Comptez-vous parmi ceux qui veulent voir le RSA ouvert aux 18-25 ans ?

Oui. Il n’est pas souhaitable que des droits soient différenciés en fonction d’une barrière d’âge. C’est une forme de discrimination. Et vu la gravité de la situation pour les jeunes en matière d’accès au marché de l’emploi, il est urgent qu’ils bénéficient du RSA.

Revenu de solidarité ACTIVE, projet de Revenu universel d’ACTIVITé… Les sigles soulignent le lien souhaité entre activité et minima social.
 
Que faut-il en penser ?

Pour un moindre décalage avec la réalité, mieux vaudrait parler de revenu universel d’accompagnement.

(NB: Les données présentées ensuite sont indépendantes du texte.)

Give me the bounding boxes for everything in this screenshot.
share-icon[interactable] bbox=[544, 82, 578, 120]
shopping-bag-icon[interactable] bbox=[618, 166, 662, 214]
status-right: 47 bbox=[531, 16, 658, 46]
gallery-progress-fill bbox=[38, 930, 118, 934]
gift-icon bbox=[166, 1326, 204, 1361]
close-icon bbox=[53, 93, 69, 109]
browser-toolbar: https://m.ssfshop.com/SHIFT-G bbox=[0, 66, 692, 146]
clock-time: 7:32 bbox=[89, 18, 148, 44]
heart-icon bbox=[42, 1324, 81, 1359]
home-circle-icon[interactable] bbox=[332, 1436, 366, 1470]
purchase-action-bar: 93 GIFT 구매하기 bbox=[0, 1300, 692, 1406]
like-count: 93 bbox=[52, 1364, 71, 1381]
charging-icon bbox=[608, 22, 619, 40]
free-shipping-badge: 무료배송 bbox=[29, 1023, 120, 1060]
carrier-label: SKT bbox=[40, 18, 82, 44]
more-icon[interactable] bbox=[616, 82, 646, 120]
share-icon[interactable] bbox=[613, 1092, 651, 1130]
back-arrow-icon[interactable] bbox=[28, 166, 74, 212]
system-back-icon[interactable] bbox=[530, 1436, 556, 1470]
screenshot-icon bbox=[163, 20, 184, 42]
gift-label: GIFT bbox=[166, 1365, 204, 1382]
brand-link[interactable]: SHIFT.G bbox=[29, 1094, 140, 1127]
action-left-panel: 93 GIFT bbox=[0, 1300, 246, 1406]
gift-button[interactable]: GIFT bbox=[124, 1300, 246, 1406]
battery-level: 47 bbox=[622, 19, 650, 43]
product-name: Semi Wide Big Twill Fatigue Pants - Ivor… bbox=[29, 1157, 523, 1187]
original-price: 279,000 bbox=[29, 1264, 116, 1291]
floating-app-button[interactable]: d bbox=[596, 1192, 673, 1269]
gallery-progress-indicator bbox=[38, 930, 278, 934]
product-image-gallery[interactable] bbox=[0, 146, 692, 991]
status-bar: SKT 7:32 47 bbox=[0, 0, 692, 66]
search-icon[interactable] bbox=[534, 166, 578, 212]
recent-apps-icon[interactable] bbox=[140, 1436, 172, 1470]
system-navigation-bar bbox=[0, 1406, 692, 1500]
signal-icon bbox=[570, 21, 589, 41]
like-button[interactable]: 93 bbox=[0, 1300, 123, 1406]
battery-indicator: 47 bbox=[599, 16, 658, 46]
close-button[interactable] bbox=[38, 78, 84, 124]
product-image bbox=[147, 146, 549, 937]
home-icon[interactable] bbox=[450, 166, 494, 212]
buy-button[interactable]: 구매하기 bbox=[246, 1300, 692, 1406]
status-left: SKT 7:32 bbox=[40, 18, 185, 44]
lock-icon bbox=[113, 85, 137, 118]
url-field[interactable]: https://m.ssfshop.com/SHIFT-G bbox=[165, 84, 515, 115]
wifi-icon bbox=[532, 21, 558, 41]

L’activité, au sens d’un emploi, était déjà hors d’atteinte pour de nombreuses personnes, c’est encore plus le cas maintenant. C’est un message politique, de nature idéologique, qui peut exercer une très grande violence symbolique pour les professionnels et les usagers. Depuis le début du quinquennat, il y a « un » verrou : les minima sociaux pour les adultes valides qui ne travaillent pas n’ont pas été revalorisés. La prime d’activité, elle, l’a été, à la suite du mouvement des « gilets jaunes », ainsi que l’allocation aux adultes handicapés. Il faudrait franchir ce pas de la revalorisation des prestations pour ceux qui ne travaillent pas, dans le contexte actuel. Cela devient indispensable.